Q: What role do homecare providers play in the overall care coordination of patients as it relates to the hospital at home concept?

A: Homecare workers provide a range of health-related, social, assistive and other services when a patient is being treated in their own home. A hospital at home program is administered because a recipient meets criteria designed to distinguish patients who need intensive services and/or multiple visits from specialists — and therefore should be treated in a hospital — from those whose needs may be met at home by visiting physicians, nurses, aides, and other clinical staff.

At the start of the pandemic, healthcare organizations had to adopt new methods and technologies in order to continue caring for patients outside the four walls of the hospital – but homecare providers have always had this insight. Now that more members of a patient’s care team – from home health aides to nurses and doctors – visit individuals in the home, they must all collaborate and work in sync to ensure the best outcomes. This takes a concerted effort on the part of the whole industry, utilizing a team-based healthcare approach to ensure all providers are working collaboratively with the patient to accomplish shared goals.
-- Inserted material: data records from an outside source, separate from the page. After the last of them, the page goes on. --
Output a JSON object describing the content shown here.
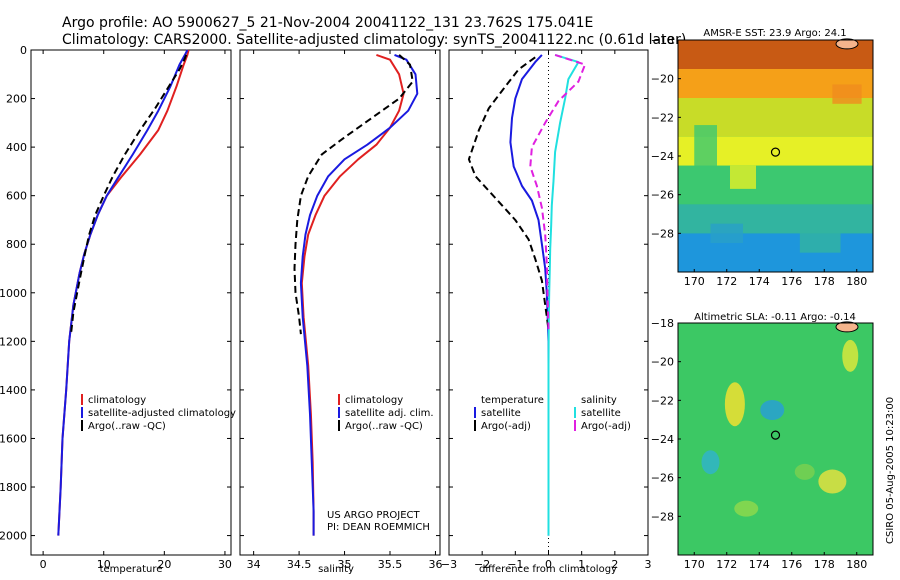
{
  "header": {
    "title_line1": "Argo profile: AO 5900627_5 21-Nov-2004 20041122_131 23.762S 175.041E",
    "title_line2": "Climatology: CARS2000. Satellite-adjusted climatology: synTS_20041122.nc (0.61d later)"
  },
  "colors": {
    "climatology": "#e02020",
    "satellite": "#1a1ae0",
    "argo": "#000000",
    "salinity_satellite": "#20e0e0",
    "salinity_argo": "#e020e0"
  },
  "credits": {
    "project": "US ARGO PROJECT",
    "pi": "PI: DEAN ROEMMICH",
    "side": "CSIRO 05-Aug-2005 10:23:00"
  },
  "chart_data": [
    {
      "type": "line",
      "panel": "temperature",
      "xlabel": "temperature",
      "xlim": [
        -2,
        31
      ],
      "ylim": [
        2080,
        0
      ],
      "y_ticks": [
        0,
        200,
        400,
        600,
        800,
        1000,
        1200,
        1400,
        1600,
        1800,
        2000
      ],
      "x_ticks": [
        0,
        10,
        20,
        30
      ],
      "legend": {
        "placement": "lower-right",
        "entries": [
          "climatology",
          "satellite-adjusted climatology",
          "Argo(..raw -QC)"
        ]
      },
      "series": [
        {
          "name": "climatology",
          "style": "solid",
          "color_key": "climatology",
          "x": [
            24.0,
            23.8,
            23.2,
            22.0,
            20.5,
            19.0,
            16.0,
            13.0,
            10.5,
            9.0,
            7.8,
            6.8,
            6.0,
            5.0,
            4.3,
            3.8,
            3.2,
            2.9,
            2.7,
            2.5
          ],
          "y": [
            0,
            20,
            60,
            150,
            250,
            330,
            430,
            520,
            600,
            680,
            760,
            840,
            920,
            1050,
            1200,
            1400,
            1600,
            1800,
            1900,
            2000
          ]
        },
        {
          "name": "satellite-adjusted climatology",
          "style": "solid",
          "color_key": "satellite",
          "x": [
            23.8,
            23.4,
            22.5,
            21.0,
            19.0,
            17.2,
            14.8,
            12.5,
            10.5,
            9.0,
            7.8,
            6.8,
            6.0,
            5.0,
            4.3,
            3.8,
            3.2,
            2.9,
            2.7,
            2.5
          ],
          "y": [
            0,
            20,
            60,
            150,
            250,
            330,
            430,
            520,
            600,
            680,
            760,
            840,
            920,
            1050,
            1200,
            1400,
            1600,
            1800,
            1900,
            2000
          ]
        },
        {
          "name": "Argo(..raw -QC)",
          "style": "dashed",
          "color_key": "argo",
          "x": [
            23.6,
            23.3,
            22.5,
            20.5,
            18.5,
            16.0,
            13.5,
            11.5,
            10.0,
            8.6,
            7.6,
            6.9,
            6.0,
            5.0,
            4.6
          ],
          "y": [
            20,
            40,
            80,
            160,
            240,
            330,
            430,
            520,
            600,
            680,
            760,
            840,
            950,
            1080,
            1170
          ]
        }
      ]
    },
    {
      "type": "line",
      "panel": "salinity",
      "xlabel": "salinity",
      "xlim": [
        33.85,
        36.05
      ],
      "ylim": [
        2080,
        0
      ],
      "x_ticks": [
        34,
        34.5,
        35,
        35.5,
        36
      ],
      "legend": {
        "placement": "lower-right",
        "entries": [
          "climatology",
          "satellite adj. clim.",
          "Argo(..raw -QC)"
        ]
      },
      "series": [
        {
          "name": "climatology",
          "style": "solid",
          "color_key": "climatology",
          "x": [
            35.35,
            35.5,
            35.6,
            35.65,
            35.6,
            35.5,
            35.35,
            35.15,
            34.95,
            34.78,
            34.68,
            34.6,
            34.56,
            34.53,
            34.55,
            34.6,
            34.63,
            34.65,
            34.66,
            34.66
          ],
          "y": [
            20,
            40,
            100,
            180,
            250,
            320,
            390,
            450,
            520,
            600,
            680,
            760,
            850,
            960,
            1100,
            1300,
            1500,
            1700,
            1900,
            2000
          ]
        },
        {
          "name": "satellite adj. clim.",
          "style": "solid",
          "color_key": "satellite",
          "x": [
            35.55,
            35.68,
            35.78,
            35.8,
            35.7,
            35.5,
            35.25,
            35.0,
            34.82,
            34.7,
            34.62,
            34.57,
            34.54,
            34.52,
            34.54,
            34.59,
            34.62,
            34.64,
            34.66,
            34.66
          ],
          "y": [
            20,
            40,
            100,
            180,
            250,
            320,
            390,
            450,
            520,
            600,
            680,
            760,
            850,
            960,
            1100,
            1300,
            1500,
            1700,
            1900,
            2000
          ]
        },
        {
          "name": "Argo(..raw -QC)",
          "style": "dashed",
          "color_key": "argo",
          "x": [
            35.6,
            35.72,
            35.75,
            35.6,
            35.3,
            35.0,
            34.75,
            34.6,
            34.52,
            34.48,
            34.46,
            34.45,
            34.46,
            34.5,
            34.52
          ],
          "y": [
            20,
            60,
            130,
            200,
            280,
            360,
            430,
            520,
            600,
            700,
            800,
            900,
            1000,
            1100,
            1170
          ]
        }
      ]
    },
    {
      "type": "line",
      "panel": "difference",
      "xlabel": "difference from climatology",
      "xlim": [
        -3,
        3
      ],
      "ylim": [
        2080,
        0
      ],
      "x_ticks": [
        -3,
        -2,
        -1,
        0,
        1,
        2,
        3
      ],
      "legend": {
        "placement": "lower",
        "entries": [
          "temperature",
          "satellite",
          "Argo(-adj)",
          "salinity",
          "satellite",
          "Argo(-adj)"
        ]
      },
      "series": [
        {
          "name": "temperature satellite",
          "style": "solid",
          "color_key": "satellite",
          "x": [
            -0.2,
            -0.4,
            -0.8,
            -1.0,
            -1.1,
            -1.15,
            -1.05,
            -0.8,
            -0.5,
            -0.3,
            -0.2,
            -0.1,
            -0.05,
            0,
            0,
            0,
            0
          ],
          "y": [
            20,
            50,
            120,
            200,
            280,
            380,
            480,
            560,
            620,
            700,
            800,
            900,
            1000,
            1200,
            1500,
            1800,
            2000
          ]
        },
        {
          "name": "temperature Argo(-adj)",
          "style": "dashed",
          "color_key": "argo",
          "x": [
            -0.4,
            -0.9,
            -1.3,
            -1.8,
            -2.1,
            -2.4,
            -2.2,
            -1.8,
            -1.4,
            -1.0,
            -0.6,
            -0.4,
            -0.2,
            -0.1,
            0
          ],
          "y": [
            30,
            80,
            150,
            240,
            330,
            450,
            520,
            580,
            640,
            700,
            780,
            860,
            950,
            1050,
            1150
          ]
        },
        {
          "name": "salinity satellite",
          "style": "solid",
          "color_key": "salinity_satellite",
          "x": [
            0.2,
            0.9,
            0.6,
            0.5,
            0.35,
            0.2,
            0.15,
            0.1,
            0.08,
            0.05,
            0.04,
            0.02,
            0.01,
            0,
            0,
            0
          ],
          "y": [
            20,
            50,
            120,
            200,
            300,
            420,
            540,
            640,
            720,
            820,
            900,
            1000,
            1100,
            1300,
            1600,
            2000
          ]
        },
        {
          "name": "salinity Argo(-adj)",
          "style": "dashed",
          "color_key": "salinity_argo",
          "x": [
            0.2,
            1.1,
            0.9,
            0.3,
            -0.1,
            -0.5,
            -0.55,
            -0.35,
            -0.2,
            -0.1,
            -0.05,
            -0.03,
            0
          ],
          "y": [
            20,
            60,
            130,
            210,
            300,
            400,
            480,
            560,
            650,
            760,
            880,
            1000,
            1150
          ]
        }
      ]
    },
    {
      "type": "heatmap",
      "panel": "sst_map",
      "title": "AMSR-E SST: 23.9 Argo: 24.1",
      "xlim": [
        169,
        181
      ],
      "ylim": [
        -30,
        -18
      ],
      "x_ticks": [
        170,
        172,
        174,
        176,
        178,
        180
      ],
      "y_ticks": [
        -18,
        -20,
        -22,
        -24,
        -26,
        -28
      ],
      "profile_marker": {
        "lon": 175.0,
        "lat": -23.8
      },
      "bands": [
        {
          "from_lat": -18,
          "to_lat": -19.5,
          "color": "#c85a14"
        },
        {
          "from_lat": -19.5,
          "to_lat": -21,
          "color": "#f5a018"
        },
        {
          "from_lat": -21,
          "to_lat": -23,
          "color": "#c8dc28"
        },
        {
          "from_lat": -23,
          "to_lat": -24.5,
          "color": "#e6f026"
        },
        {
          "from_lat": -24.5,
          "to_lat": -26.5,
          "color": "#3cc870"
        },
        {
          "from_lat": -26.5,
          "to_lat": -28,
          "color": "#32b4a0"
        },
        {
          "from_lat": -28,
          "to_lat": -30,
          "color": "#1e96dc"
        }
      ]
    },
    {
      "type": "heatmap",
      "panel": "sla_map",
      "title": "Altimetric SLA: -0.11 Argo: -0.14",
      "xlim": [
        169,
        181
      ],
      "ylim": [
        -30,
        -18
      ],
      "x_ticks": [
        170,
        172,
        174,
        176,
        178,
        180
      ],
      "y_ticks": [
        -18,
        -20,
        -22,
        -24,
        -26,
        -28
      ],
      "profile_marker": {
        "lon": 175.0,
        "lat": -23.8
      },
      "base_color": "#3cc864"
    }
  ]
}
Technology, of course, is critical to ensuring the success of hospital at home. From telehealth and remote patient monitoring platforms, to biometrics monitoring that checks pulse, breathing, and other key data points, all pieces of technology must work together to ensure there are no gaps in communication and patient care. Interoperability between systems is key, and technology platforms must enable the collection of real-time patient data and clinical information from all the various point solutions and devices. That data includes all things pertaining to a patient’s condition – symptoms, improvements or declines in health, and other potential health risks – which are conveyed to the patient’s whole care team, allowing them to tailor the treatment plan so it is most effective. So, convenient and organized access to the data homecare aides collect is more critical than ever.

Q: How can technology help to ensure proper communication and patient care?

A: The pandemic made it impossible to ignore all the ways technology could play a critical role in helping to manage the growth and ensure the success of the homecare industry. Cloud-based healthcare software dynamically links contracted providers to payers, enabling improved communication, visit verification, increased compliance and overall operational effectiveness. Essentially, technology is now filling gaps to ensure that treatment is not being sacrificed, and that reliance on it will only continue. Utilizing technology to streamline all aspects of the market and make lives easier is the most attractive option for bringing in and retaining qualified staff. When you have top-notch workers who communicate effectively and are committed to their patients, outcomes drastically improve.

Q: Any final comments before we close?

A: I’d like to touch on the importance and prevalence of value-based care in today’s homecare marketplace. Rather than reimbursing providers based on the quantity of services delivered, value-based care pays providers based on the quality of care they give patients. Caregivers are in a position to improve that quality of care when they can observe, note, and report changes in condition and other potential health risks back to their agencies. The challenge is making sure that data is faithfully recorded in an accurate and timely fashion and shared with the appropriate parties. Simply collecting it isn’t enough, and it’s easy for important facts to get lost or overlooked when the documentation and sharing process is lacking, whether that’s because it’s overly complex and time-consuming or not thorough enough. More and more, payers are leaning into the value-based purchasing model and the technology that makes it possible, which creates better communication, better coordination and makes more information available.

We at HHAeXchange believe it’s a trend that is here to stay, and that’s why we’ve taken the essentiality of value-based care into account when developing our platforms and solutions.